I ended up looking at music publications like NME and The Q to find new favorites. I found more and more women working through their anger and trauma via music. From symphonic metal albums to Halsey’s latest singles, abusers and double standards were being put in their place. Enter Hayley Williams of Paramore fame with her single “Simmer,” a menacing, slow-burning ode to feminine rage. I’d been a fan of hers for years, but this was unlike anything she’d released with her band; this was leaner, sharper, more restrained. The video features Williams alone in a forest, running from her own anger, asking, “How to draw the line between wrath and mercy?” She finds peace in loneliness and spite after a short-lived and volatile marriage; the music isn’t particularly loud or volatile, but it brought the solace I was looking for.
This seems to be the most common misconception about turning rage into art—that the art itself has to be angry. From the riot-grrrl movement to the women of Lilith Fair, music that went against the grain was dismissed as “tampon rock” and second-wave feminists were stereotyped as aggressive man-haters. I was afraid that listening to angry music and making angry art would make me an angry person, the worst thing for a girl to be. Sometimes I still am. But the truth is nothing beats watching a woman take her life back. If there was anything more exhilarating and cathartic than hundreds of teenage girls screaming lyrics they’d scribbled on their bedroom walls, I had yet to find it.
Then, last December, I discovered something else: modern witchcraft. A friend told me that her practice helped with her depression. I wondered if it could ease the growing unrest I felt, sated only by Mitski and the women like her. I had heard of Wicca and other types of paganism, but this kind of spirituality felt more open to interpretation. Unconcerned with propriety and purity, witchcraft placed emphasis on sheer will. It empowered marginalized people through something primal and personal, energy much like the kind I felt when I listened to Hayley Williams’ cathartic “Simmer.” Online covens routinely cast hexes on Harvey Weinstein, Brett Kavanaugh, and Trump—constant reminders of how pissed women are and deserve to be. There were spells to protect women’s reproductive rights, charms that turned anger into protection against outside forces: rage reinforced safety and femininity in any form. I put aside my initial hesitation and tried casting a few spells. Whether or not they worked was debatable, but I always felt a little lighter afterward.
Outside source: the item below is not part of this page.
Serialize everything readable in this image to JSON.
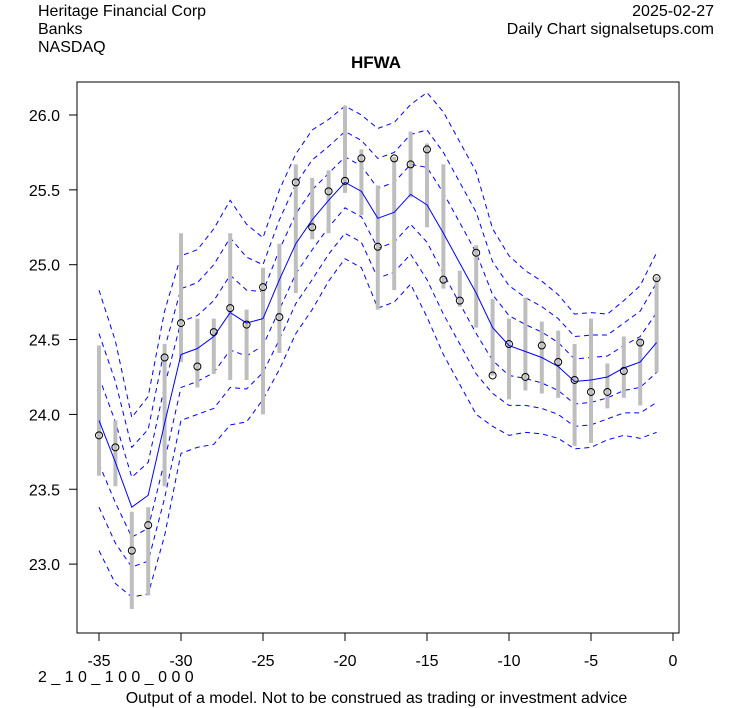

In the words of Roxane Gay, “Anger without purpose is unproductive.” Maybe that’s why we feel so trapped inside our own skin when someone has hurt us; maybe it’s unused fuel, and we’re ashamed of our dormant emotions. For me, I didn’t even realize I had those pent-up feelings until another woman sang them back to me. Whether it’s Phoebe Bridgers mocking an ex with a fake British accent or a modern witch performing a protection spell, I don’t think it’s ever been about escaping emotions. Music critics will still dismiss women in rock as too aggressive, and the media will still label witches as delusional; both groups have still managed to embrace their feelings and live in spite of them. If you ever see Mitski in concert—or Williams, or Bridgers, or Halsey—you’ll find girls dancing, laughing, crying tears of joy. If you ever watch a young witch blow out her candles after sending a plea to the universe, you’ll notice her shoulders relax immediately. I don’t know if I’ll continue with witchcraft or if I’ll ever be a musician, but I found what I was looking for in those nose-bleed concert seats: an outlet. I’m making angry art I can be joyful about.